Mr. Obama also asked if the West would stand up for “the human rights of the dissident in Burma, the blogger in Iran, or the voter in Zimbabwe.” Commendable, but what about the political prisoner in China and the recently convicted blogger in Russia? Zimbabwe’s Robert Mugabe and Russia’s Dmitri Medvedev both came to power in blatantly fraudulent elections. The hypocrisy of condemning one while embracing the other destroys American and European credibility, and undermines any attempt at global leadership. Those of us living behind the Iron Curtain at the time were grateful Ronald Reagan did not go to Berlin in 1987 to denounce the lack of freedom in, say, Angola.

In short, the candidate of change sounds like he would perpetuate the destructive double standards of the current administration. Meanwhile, the supposedly hidebound Mr. McCain is imaginative enough to suggest that if something is broken you should try to fix it. Giving Russia and China a free pass on human rights to keep them “at the table” has helped lead to more arms and nuclear aid to Iran, a nuclear North Korea, and interference from both nations in solving the tragedies in Darfur and Zimbabwe.

Would all of this have occurred had the U.S. and Europe threatened meaningful reprisals? At least Mr. McCain wants to find out.

Reagan’s Berlin speech is remembered for his command: “Mr. Gorbachev, tear down this wall!” But he also made a critical point about negotiating from strength, a point Mr. Obama seems to be missing. Reagan knew that if the U.S. backed down on the Strategic Defense Initiative, his speech would just be pretty words the Soviets would ignore.

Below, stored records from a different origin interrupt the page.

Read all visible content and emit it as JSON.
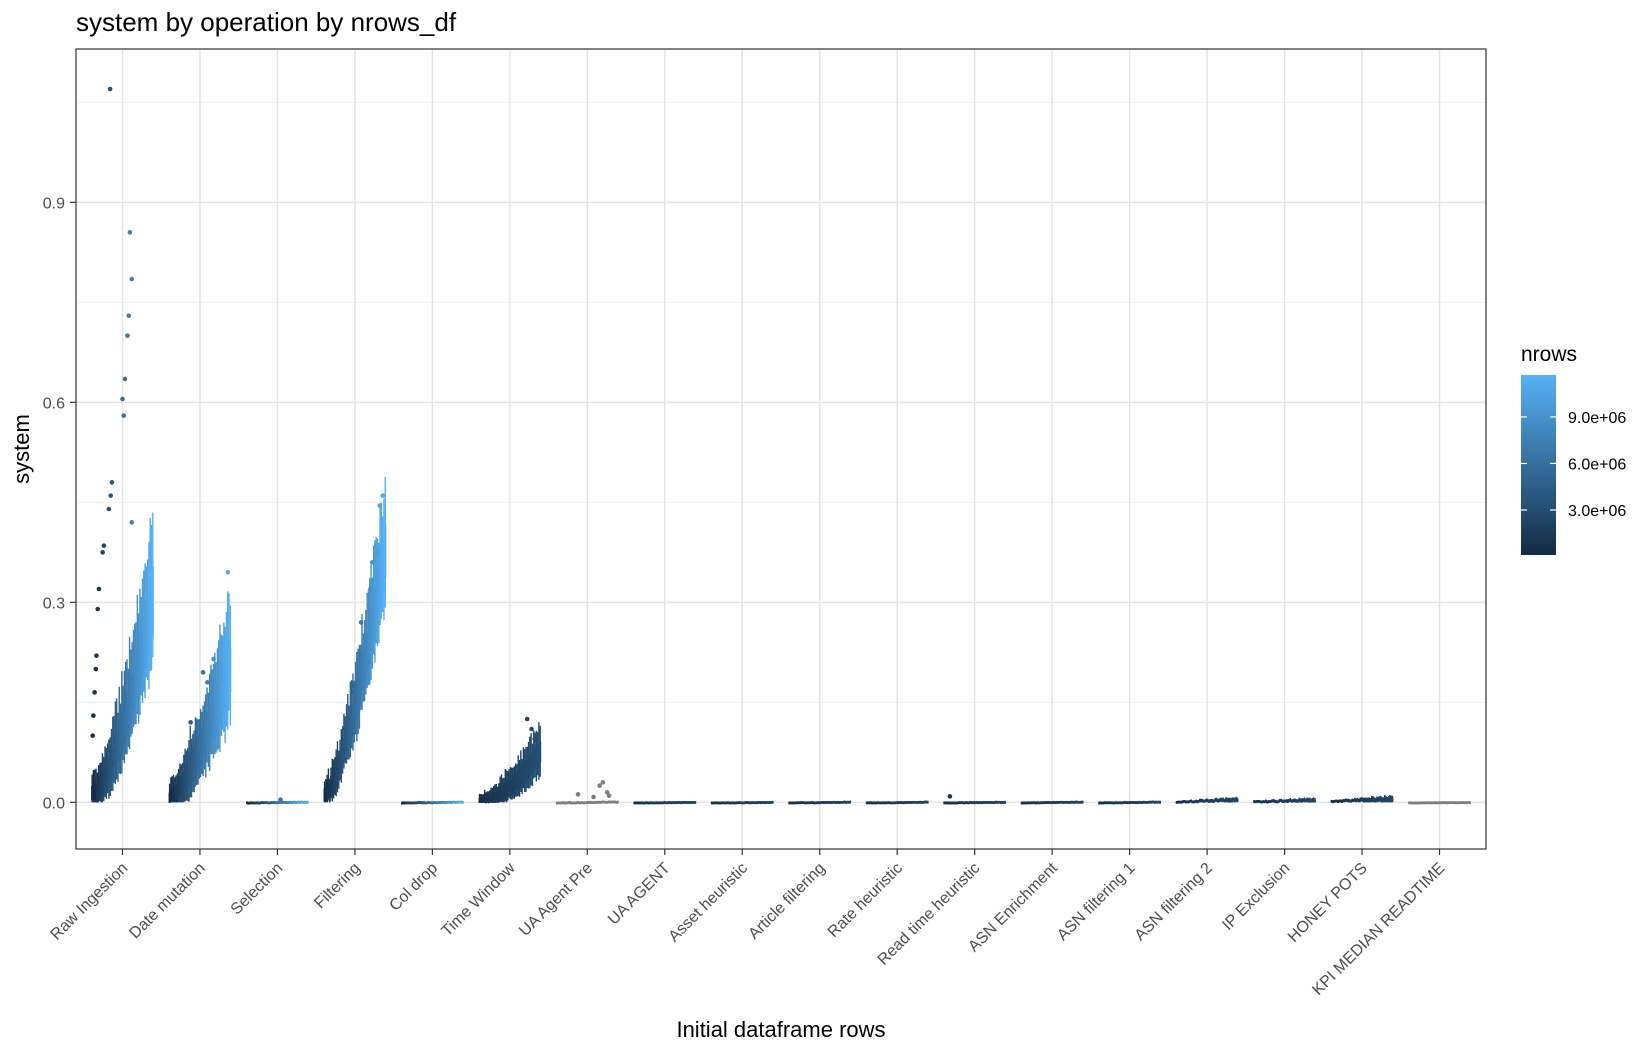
{
  "chart_data": {
    "type": "boxplot",
    "title": "system by operation by nrows_df",
    "xlabel": "Initial dataframe rows",
    "ylabel": "system",
    "ylim": [
      -0.07,
      1.13
    ],
    "y_ticks": [
      0.0,
      0.3,
      0.6,
      0.9
    ],
    "y_tick_labels": [
      "0.0",
      "0.3",
      "0.6",
      "0.9"
    ],
    "grid": true,
    "legend": {
      "title": "nrows",
      "type": "colorbar",
      "placement": "right",
      "range": [
        100000,
        11700000
      ],
      "ticks": [
        3000000,
        6000000,
        9000000
      ],
      "tick_labels": [
        "3.0e+06",
        "6.0e+06",
        "9.0e+06"
      ],
      "low_color": "#132B43",
      "high_color": "#56B1F7",
      "na_color": "#7f7f7f"
    },
    "categories": [
      "Raw Ingestion",
      "Date mutation",
      "Selection",
      "Filtering",
      "Col drop",
      "Time Window",
      "UA Agent Pre",
      "UA AGENT",
      "Asset heuristic",
      "Article filtering",
      "Rate heuristic",
      "Read time heuristic",
      "ASN Enrichment",
      "ASN filtering 1",
      "ASN filtering 2",
      "IP Exclusion",
      "HONEY POTS",
      "KPI MEDIAN READTIME"
    ],
    "series": [
      {
        "category": "Raw Ingestion",
        "color_mode": "gradient",
        "median_min": 0.01,
        "median_max": 0.3,
        "spread": 0.08,
        "curve": 1.6,
        "jitter": 0.012,
        "outliers": [
          [
            0.3,
            1.07
          ],
          [
            0.62,
            0.855
          ],
          [
            0.65,
            0.785
          ],
          [
            0.6,
            0.73
          ],
          [
            0.58,
            0.7
          ],
          [
            0.54,
            0.635
          ],
          [
            0.5,
            0.605
          ],
          [
            0.52,
            0.58
          ],
          [
            0.33,
            0.48
          ],
          [
            0.31,
            0.46
          ],
          [
            0.28,
            0.44
          ],
          [
            0.2,
            0.385
          ],
          [
            0.18,
            0.375
          ],
          [
            0.12,
            0.32
          ],
          [
            0.1,
            0.29
          ],
          [
            0.08,
            0.22
          ],
          [
            0.07,
            0.2
          ],
          [
            0.05,
            0.165
          ],
          [
            0.03,
            0.13
          ],
          [
            0.02,
            0.1
          ],
          [
            0.65,
            0.42
          ]
        ]
      },
      {
        "category": "Date mutation",
        "color_mode": "gradient",
        "median_min": 0.005,
        "median_max": 0.2,
        "spread": 0.07,
        "curve": 1.5,
        "jitter": 0.01,
        "outliers": [
          [
            0.55,
            0.195
          ],
          [
            0.62,
            0.18
          ],
          [
            0.95,
            0.345
          ],
          [
            0.35,
            0.12
          ],
          [
            0.72,
            0.215
          ]
        ]
      },
      {
        "category": "Selection",
        "color_mode": "gradient",
        "median_min": 0.0,
        "median_max": 0.0008,
        "spread": 0.0008,
        "curve": 1.0,
        "jitter": 0.0008,
        "outliers": [
          [
            0.55,
            0.004
          ]
        ]
      },
      {
        "category": "Filtering",
        "color_mode": "gradient",
        "median_min": 0.01,
        "median_max": 0.37,
        "spread": 0.07,
        "curve": 1.5,
        "jitter": 0.012,
        "outliers": [
          [
            0.95,
            0.46
          ],
          [
            0.9,
            0.445
          ],
          [
            0.85,
            0.375
          ],
          [
            0.78,
            0.36
          ],
          [
            0.75,
            0.32
          ],
          [
            0.7,
            0.21
          ],
          [
            0.6,
            0.27
          ],
          [
            0.45,
            0.175
          ],
          [
            0.45,
            0.165
          ],
          [
            0.3,
            0.08
          ],
          [
            0.2,
            0.06
          ],
          [
            0.15,
            0.04
          ],
          [
            0.1,
            0.03
          ]
        ]
      },
      {
        "category": "Col drop",
        "color_mode": "gradient",
        "median_min": 0.0,
        "median_max": 0.0008,
        "spread": 0.0008,
        "curve": 1.0,
        "jitter": 0.0008,
        "outliers": []
      },
      {
        "category": "Time Window",
        "color_mode": "gradient_dark",
        "median_min": 0.0,
        "median_max": 0.07,
        "spread": 0.03,
        "curve": 1.8,
        "jitter": 0.006,
        "outliers": [
          [
            0.78,
            0.125
          ],
          [
            0.85,
            0.11
          ],
          [
            0.9,
            0.095
          ],
          [
            0.1,
            0.01
          ],
          [
            0.3,
            0.02
          ]
        ]
      },
      {
        "category": "UA Agent Pre",
        "color_mode": "na",
        "median_min": 0.0,
        "median_max": 0.001,
        "spread": 0.001,
        "curve": 1.0,
        "jitter": 0.001,
        "outliers": [
          [
            0.75,
            0.03
          ],
          [
            0.7,
            0.025
          ],
          [
            0.82,
            0.015
          ],
          [
            0.85,
            0.01
          ],
          [
            0.35,
            0.012
          ],
          [
            0.6,
            0.008
          ]
        ]
      },
      {
        "category": "UA AGENT",
        "color_mode": "dark",
        "median_min": 0.0,
        "median_max": 0.0005,
        "spread": 0.0008,
        "curve": 1.0,
        "jitter": 0.0005,
        "outliers": []
      },
      {
        "category": "Asset heuristic",
        "color_mode": "dark",
        "median_min": 0.0,
        "median_max": 0.0005,
        "spread": 0.0008,
        "curve": 1.0,
        "jitter": 0.0005,
        "outliers": []
      },
      {
        "category": "Article filtering",
        "color_mode": "dark",
        "median_min": 0.0,
        "median_max": 0.0006,
        "spread": 0.001,
        "curve": 1.0,
        "jitter": 0.0006,
        "outliers": []
      },
      {
        "category": "Rate heuristic",
        "color_mode": "dark",
        "median_min": 0.0,
        "median_max": 0.0006,
        "spread": 0.001,
        "curve": 1.0,
        "jitter": 0.0006,
        "outliers": []
      },
      {
        "category": "Read time heuristic",
        "color_mode": "dark",
        "median_min": 0.0,
        "median_max": 0.0006,
        "spread": 0.001,
        "curve": 1.0,
        "jitter": 0.0006,
        "outliers": [
          [
            0.1,
            0.009
          ]
        ]
      },
      {
        "category": "ASN Enrichment",
        "color_mode": "dark",
        "median_min": 0.0,
        "median_max": 0.0008,
        "spread": 0.001,
        "curve": 1.0,
        "jitter": 0.0006,
        "outliers": []
      },
      {
        "category": "ASN filtering 1",
        "color_mode": "dark",
        "median_min": 0.0,
        "median_max": 0.0008,
        "spread": 0.001,
        "curve": 1.0,
        "jitter": 0.0006,
        "outliers": []
      },
      {
        "category": "ASN filtering 2",
        "color_mode": "dark",
        "median_min": 0.001,
        "median_max": 0.003,
        "spread": 0.003,
        "curve": 1.0,
        "jitter": 0.002,
        "outliers": []
      },
      {
        "category": "IP Exclusion",
        "color_mode": "dark",
        "median_min": 0.001,
        "median_max": 0.003,
        "spread": 0.003,
        "curve": 1.0,
        "jitter": 0.002,
        "outliers": []
      },
      {
        "category": "HONEY POTS",
        "color_mode": "dark",
        "median_min": 0.002,
        "median_max": 0.004,
        "spread": 0.004,
        "curve": 1.0,
        "jitter": 0.002,
        "outliers": []
      },
      {
        "category": "KPI MEDIAN READTIME",
        "color_mode": "na",
        "median_min": 0.0,
        "median_max": 0.0005,
        "spread": 0.0006,
        "curve": 1.0,
        "jitter": 0.0005,
        "outliers": []
      }
    ]
  }
}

Reagan avoided the mistake John F. Kennedy made when he met with Nikita Khrushchev in 1961. After the Bay of Pigs disaster, Kennedy was weak in Khrushchev’s eyes and keen to make a deal, and the Soviet premier bullied him mercilessly in Vienna. The Berlin Wall and the Cuban Missile Crisis were soon to follow.

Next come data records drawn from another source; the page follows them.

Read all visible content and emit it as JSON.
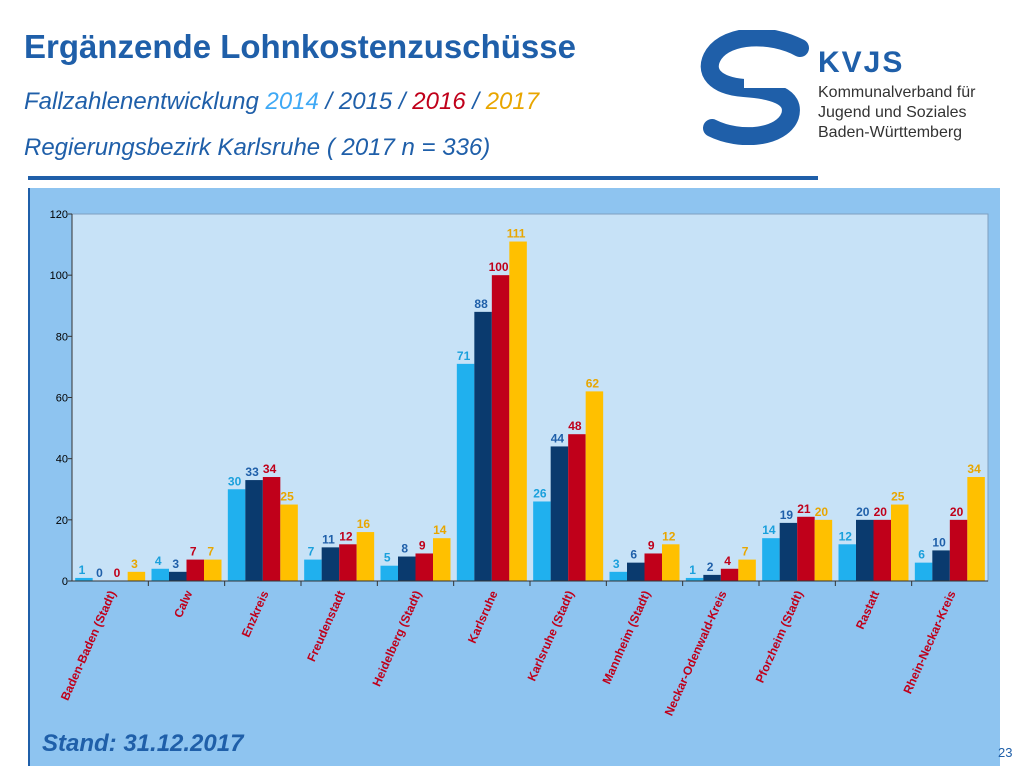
{
  "header": {
    "title": "Ergänzende Lohnkostenzuschüsse",
    "subtitle_prefix": "Fallzahlenentwicklung ",
    "years": [
      "2014",
      "2015",
      "2016",
      "2017"
    ],
    "year_sep": " / ",
    "region": "Regierungsbezirk Karlsruhe ( 2017 n = 336)"
  },
  "logo": {
    "name": "KVJS",
    "lines": [
      "Kommunalverband für",
      "Jugend und Soziales",
      "Baden-Württemberg"
    ]
  },
  "footer": {
    "stand": "Stand: 31.12.2017",
    "page": "23"
  },
  "colors": {
    "accent": "#1f5fa9",
    "plot_bg": "#c7e2f7",
    "panel_bg": "#8ec4f0"
  },
  "chart_data": {
    "type": "bar",
    "ylim": [
      0,
      120
    ],
    "yticks": [
      0,
      20,
      40,
      60,
      80,
      100,
      120
    ],
    "grid": false,
    "categories": [
      "Baden-Baden (Stadt)",
      "Calw",
      "Enzkreis",
      "Freudenstadt",
      "Heidelberg (Stadt)",
      "Karlsruhe",
      "Karlsruhe (Stadt)",
      "Mannheim (Stadt)",
      "Neckar-Odenwald-Kreis",
      "Pforzheim (Stadt)",
      "Rastatt",
      "Rhein-Neckar-Kreis"
    ],
    "series": [
      {
        "color": "#20b0ee",
        "label_color": "#1aa0dc",
        "values": [
          1,
          4,
          30,
          7,
          5,
          71,
          26,
          3,
          1,
          14,
          12,
          6
        ]
      },
      {
        "color": "#0a3a6e",
        "label_color": "#1f5fa9",
        "values": [
          0,
          3,
          33,
          11,
          8,
          88,
          44,
          6,
          2,
          19,
          20,
          10
        ]
      },
      {
        "color": "#c0001a",
        "label_color": "#c0001a",
        "values": [
          0,
          7,
          34,
          12,
          9,
          100,
          48,
          9,
          4,
          21,
          20,
          20
        ]
      },
      {
        "color": "#ffc000",
        "label_color": "#e8a600",
        "values": [
          3,
          7,
          25,
          16,
          14,
          111,
          62,
          12,
          7,
          20,
          25,
          34
        ]
      }
    ]
  }
}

Today, instead of communists there are deal-making capitalists and nationalists running the Kremlin and China’s National People’s Congress. They, and blowhards like Hugo Chávez, hardly represent the existential threats faced by Truman, Kennedy and Reagan. Yet Mr. Obama still is reticent to confront them, saying in Berlin that “we must reject the Cold War mindset of the past and resolve to work with Russia when we can, to stand up for our values when we must.” But the Cold War ended and democracy became the global standard not because Western leaders merely defended their values, but because they projected them aggressively.

On Sept. 11, 150 years ago, another Illinois politician to run for president, Abraham Lincoln, said: “Our defense is in the preservation of the spirit which prizes liberty as the heritage of all men, in all lands, everywhere.” Not where it’s convenient. Not in countries lacking large energy reserves. Everywhere, Mr. Obama, everywhere.